Race Director Justin Taylor said: “Next of kin have been informed and further updates will be announced as we have them. We wish Trudi a fast and full recovery.”
Unicef relief Skipper Paul Atwood had described the conditions in his blog earlier in the day: “Slamming, driving rain, the steady 50-60 knots breeze peaking at a gust of 92 knots, the air full of horizontal spray, waves filling the cockpit…
“Last night was a tad hectic, very windy, very bouncy and saw us go around in circles as we attempted and succeeded in one evolution after another, each of which take 10 – 15 minutes in the Solent, or Sydney harbour, but which, last night were taking 60 – 90 minutes each.
“Nevertheless we have emerged slightly worse for wear but intact and are making our way north as best we can with the uncooperative wind angle. The sea state has improved a lot although the waves are pretty big and still foam streaked,” Paul added.
With 100 to 400 nautical miles to go until a warm Chinese welcome in Qingdao, China’s Sailing City, who will be victorious?
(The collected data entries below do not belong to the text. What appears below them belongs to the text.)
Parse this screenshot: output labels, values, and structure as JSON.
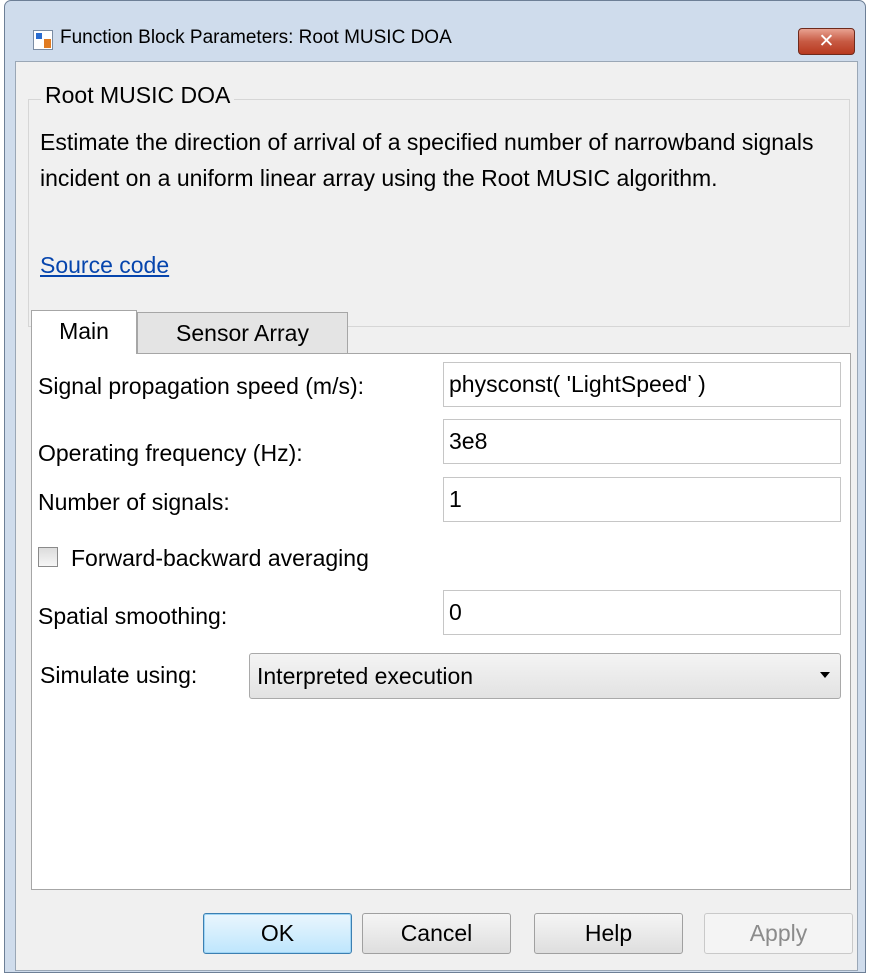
{
  "window": {
    "title": "Function Block Parameters: Root MUSIC DOA",
    "close_label": "✕"
  },
  "block": {
    "name": "Root MUSIC DOA",
    "description": "Estimate the direction of arrival of a specified number of narrowband signals incident on a uniform linear array using the Root MUSIC algorithm.",
    "source_link": "Source code"
  },
  "tabs": [
    {
      "label": "Main",
      "active": true
    },
    {
      "label": "Sensor Array",
      "active": false
    }
  ],
  "params": {
    "propagation_speed": {
      "label": "Signal propagation speed (m/s):",
      "value": "physconst( 'LightSpeed' )"
    },
    "operating_frequency": {
      "label": "Operating frequency (Hz):",
      "value": "3e8"
    },
    "num_signals": {
      "label": "Number of signals:",
      "value": "1"
    },
    "fb_averaging": {
      "label": "Forward-backward averaging",
      "checked": false
    },
    "spatial_smoothing": {
      "label": "Spatial smoothing:",
      "value": "0"
    },
    "simulate_using": {
      "label": "Simulate using:",
      "value": "Interpreted execution"
    }
  },
  "buttons": {
    "ok": "OK",
    "cancel": "Cancel",
    "help": "Help",
    "apply": "Apply"
  }
}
All positions correct as of 1000UTC.
To see the ETAs into Qingdao, click here.
Report by event media.
Background: The 40,000 mile Clipper 2015-16 Round the World Yacht Race began in London, UK on August 30 for the fleet of twelve identical Tony Castro designed Clipper 70s. The series is divided into 16 individual races, with the team with the best cumulative score winning the Clipper Race Trophy. Each team is led by a professional skipper with an all-amateur crew.
The fleet departed on January 18 from Whitsundays, Australia for the two-part 6,985 mile course that stops in Da Nang, Vietnam before restarting on February 27 and continuing to Qingdao, China.
The ports along the race route are Rio de Janeiro, Brazil; Cape Town, South Africa; Albany, Sydney, Hobart and Airlie Beach, Australia; Da Nang, Vietnam; Qingdao, China; Seattle, USA; Panama; New York, USA; Derry-Londonderry, Ireland; and Den Helder, Netherlands before returning to London by late July.